Ao rezar o Pai-Nosso, ou melhor, o “Papai nosso”, com o coração totalmente confiante, nós começamos a nos “converter e a nos tornar crianças para poder entrar no Reino do Céu” (cf. Mateus 18,3).
“Papai nosso”. Não é somente “papai meu”. Numa língua africana (o kirundi, falada no Burundi), foi traduzido assim: “Pai de todos nós” (Dawe wa twese). Seria suficiente a vivência dessas duas palavras para o mundo inteiro viver na paz. Se Ele, pois, é Pai de todos nós, nós somos irmãos e o mundo vira uma família.
“Que estais no Céu”: a palavra “Céu” indica o Reino de Deus. Ao invocar o “Deus Papai”, expressamos a tensão para o Reino, quando poderemos vê-Lo “face a face” (cf. 1 João 3,2).
Vosso Reino
“Santificado seja o Vosso Nome, venha a nós o Vosso Reino, seja feita a Vossa Vontade, assim na Terra como no Céu”. Trata-se de três pedidos, sendo fundamental o segundo: “Venha a nós o Vosso Reino”. Este Reino vem quando “fazemos a Sua Vontade” e proclamamos, assim, a “santidade do Seu Nome”. A expressão “santificado seja o vosso Nome” aponta para a realização da mensagem do profeta Ezequiel: “Santificarei o meu grande nome” (36,23).
“Assim na Terra como no Céu”: “Céu” é o lugar onde, com a presença de Deus, seu Reino sempre está presente: e nós rezamos pedindo que céu e terra se unam, para que aconteça o Reino de Deus de maneira completa.
Seguem mais três pedidos que correspondem às necessidades do homem
“O Pão-Nosso de cada dia nos dai hoje”: é a necessidade material, mas com uma atitude de confiança e desapego, é a confiança em Deus, que “cuida dos pássaros do céu e dos lírios do campo e muito mais de nós” (cf.
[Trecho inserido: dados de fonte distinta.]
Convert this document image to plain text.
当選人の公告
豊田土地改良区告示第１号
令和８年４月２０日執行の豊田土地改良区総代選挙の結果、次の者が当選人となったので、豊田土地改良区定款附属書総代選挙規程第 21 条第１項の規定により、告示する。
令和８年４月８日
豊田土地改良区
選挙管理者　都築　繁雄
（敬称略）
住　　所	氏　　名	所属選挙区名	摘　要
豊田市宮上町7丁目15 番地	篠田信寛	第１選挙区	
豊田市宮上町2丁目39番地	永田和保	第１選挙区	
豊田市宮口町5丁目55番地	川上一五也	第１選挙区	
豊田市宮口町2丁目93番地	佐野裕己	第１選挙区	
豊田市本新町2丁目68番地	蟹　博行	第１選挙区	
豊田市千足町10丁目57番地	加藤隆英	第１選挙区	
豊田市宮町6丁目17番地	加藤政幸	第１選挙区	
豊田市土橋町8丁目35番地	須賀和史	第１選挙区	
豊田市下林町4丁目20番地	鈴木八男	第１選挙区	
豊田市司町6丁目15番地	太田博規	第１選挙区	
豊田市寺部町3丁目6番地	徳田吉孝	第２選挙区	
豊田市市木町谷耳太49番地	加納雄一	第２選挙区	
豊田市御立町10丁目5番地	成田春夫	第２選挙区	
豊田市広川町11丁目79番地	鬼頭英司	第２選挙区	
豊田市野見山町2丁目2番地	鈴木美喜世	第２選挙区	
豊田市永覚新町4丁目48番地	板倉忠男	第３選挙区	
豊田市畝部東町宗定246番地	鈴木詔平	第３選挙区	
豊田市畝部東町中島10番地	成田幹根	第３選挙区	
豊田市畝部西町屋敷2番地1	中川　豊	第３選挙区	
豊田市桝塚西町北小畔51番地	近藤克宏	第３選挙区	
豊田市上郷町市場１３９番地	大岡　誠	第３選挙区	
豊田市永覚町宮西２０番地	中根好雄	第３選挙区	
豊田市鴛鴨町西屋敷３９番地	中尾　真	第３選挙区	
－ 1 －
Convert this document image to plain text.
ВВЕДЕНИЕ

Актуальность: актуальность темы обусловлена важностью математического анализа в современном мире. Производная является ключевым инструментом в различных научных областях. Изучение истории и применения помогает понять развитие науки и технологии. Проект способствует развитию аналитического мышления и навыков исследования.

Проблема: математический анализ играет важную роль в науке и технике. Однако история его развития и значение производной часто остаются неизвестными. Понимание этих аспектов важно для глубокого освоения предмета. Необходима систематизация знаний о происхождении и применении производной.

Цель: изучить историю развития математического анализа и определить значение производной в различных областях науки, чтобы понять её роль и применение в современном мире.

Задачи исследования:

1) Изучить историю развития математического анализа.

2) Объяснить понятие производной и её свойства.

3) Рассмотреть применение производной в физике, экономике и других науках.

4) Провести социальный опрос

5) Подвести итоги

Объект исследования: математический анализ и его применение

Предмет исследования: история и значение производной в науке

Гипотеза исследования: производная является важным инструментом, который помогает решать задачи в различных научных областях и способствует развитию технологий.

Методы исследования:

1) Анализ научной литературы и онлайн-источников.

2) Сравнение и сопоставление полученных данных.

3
Mateus 6,26-30). E a necessidade também do desapego, pois procuramos o “pão”, do qual necessitamos apenas para hoje, sem uma exagerada preocupação para o dia de amanhã (cf. Mateus 6,34).
“Perdoai-nos as nossas ofensas assim como nós perdoamos a quem nos tem ofendido”: é a necessidade espiritual. Trata-se de reconhecer humildemente nossos pecados. Mas o perdão, a misericórdia de Deus, manifesta-se somente se nós somos misericordiosos com o próximo: “como nós perdoamos a quem nos tem ofendido”.
Livrai-nos do mal
“E não nos deixeis cair em tentação, mas livrai-nos do mal”: é a necessidade da Igreja. Aponta, pois, para a tentação dos discípulos diante da Paixão de Jesus; e para a tentação da Igreja, no momento da perseguição. Uma tentação que a Igreja primitiva, época na qual Mateus escreve, conhecia muito bem.
A tentação continua, hoje, pois, como falou recentemente o Papa Francisco, “o envio em missão, por parte de Jesus, não garante aos discípulos o sucesso, assim como não os exime das falências nem dos sofrimentos. Eles devem ter em conta quer a possibilidade da rejeição, quer a da perseguição” (Reflexão na oração do Angelus de 25 de junho de 2017). Este é o “mal” futuro e possível.
Há também o “mal presente”, o espírito do mal que, neste momento, quer nos desviar de Deus. Eis por que muitos biblistas traduzem “livrai-nos do maligno”, em paralelismo com o que Jesus diz numa das parábolas: “vem o maligno e rouba o que foi semeado no coração dele” (Mateus 13,19).
Eis, pois, como é riquíssimo o conteúdo do “Papai nosso”. Vamos penetrar no coração dessa oração, sem a reduzir apenas às palavras vazias, como fazem os pagãos (cf. Mateus 6,7).